I’m back…

I fWe miss youeel like I’ve been neglecting this blog. To be honest, I’ve only decided to post something today because WordPress emailed me to ask where I’ve been – was nice of them, I felt loved.

It has been a very busy 6 months, working through my clinical rotations – frankly I’m exhausted and very glad to have a couple of weeks off now (though, significantly less than I’m used to!).

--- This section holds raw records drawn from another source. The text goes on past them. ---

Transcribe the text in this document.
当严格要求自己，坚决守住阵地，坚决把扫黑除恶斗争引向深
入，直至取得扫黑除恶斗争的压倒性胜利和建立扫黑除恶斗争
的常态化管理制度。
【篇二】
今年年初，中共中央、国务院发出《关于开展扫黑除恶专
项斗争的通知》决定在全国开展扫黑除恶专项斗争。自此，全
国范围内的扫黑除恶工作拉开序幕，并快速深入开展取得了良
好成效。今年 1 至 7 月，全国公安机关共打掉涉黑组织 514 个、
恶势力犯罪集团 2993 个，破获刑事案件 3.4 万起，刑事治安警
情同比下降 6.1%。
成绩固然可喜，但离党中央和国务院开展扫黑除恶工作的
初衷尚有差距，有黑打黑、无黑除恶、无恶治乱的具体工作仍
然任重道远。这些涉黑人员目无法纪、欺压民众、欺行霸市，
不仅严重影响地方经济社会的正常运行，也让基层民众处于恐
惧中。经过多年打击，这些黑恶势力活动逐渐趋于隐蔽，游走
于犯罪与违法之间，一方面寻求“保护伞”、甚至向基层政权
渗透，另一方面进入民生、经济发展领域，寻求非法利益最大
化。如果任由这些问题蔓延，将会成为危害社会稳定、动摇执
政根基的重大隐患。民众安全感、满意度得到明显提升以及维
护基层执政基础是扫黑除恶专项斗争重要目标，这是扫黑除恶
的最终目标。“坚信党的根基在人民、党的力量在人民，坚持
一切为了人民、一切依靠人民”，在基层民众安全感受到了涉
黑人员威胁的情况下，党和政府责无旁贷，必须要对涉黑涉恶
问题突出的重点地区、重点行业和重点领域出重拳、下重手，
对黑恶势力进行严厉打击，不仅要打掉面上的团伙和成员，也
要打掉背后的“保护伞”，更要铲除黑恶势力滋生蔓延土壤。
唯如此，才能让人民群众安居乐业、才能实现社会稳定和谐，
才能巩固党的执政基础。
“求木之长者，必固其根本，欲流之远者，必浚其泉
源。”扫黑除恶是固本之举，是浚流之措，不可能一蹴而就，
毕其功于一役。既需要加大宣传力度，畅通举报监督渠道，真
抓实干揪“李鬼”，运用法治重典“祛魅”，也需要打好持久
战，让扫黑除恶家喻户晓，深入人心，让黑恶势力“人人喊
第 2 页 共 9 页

Clinical medicine is so very different to pre clinical – you are the master of your own destiny, able to choose when and where you go, what you see and how much work you do. Obviously by the end of it you need to know everything about everything and be able to practice medicine so you need to make sure that you learn everything, but at the same time it’s a nice change of pace from endless dull lectures about subjects that barely seem relevant. That is the main difference between clinical and pre clinical in my book; you are seeing your future job – most of my time is spent hassling F1s (interns) for jobs and seeing patients in clinic – if it’s in a specialty you fancy then obviously you’re going to enjoy it more – if it is in for example.. psychiatry.. then it’s 2 months of boredom wondering why the hell you’ve dragged yourself out of bed and across the city for this voodoo. That’s enough about psych for now.. I will revisit this shortly I’m sure.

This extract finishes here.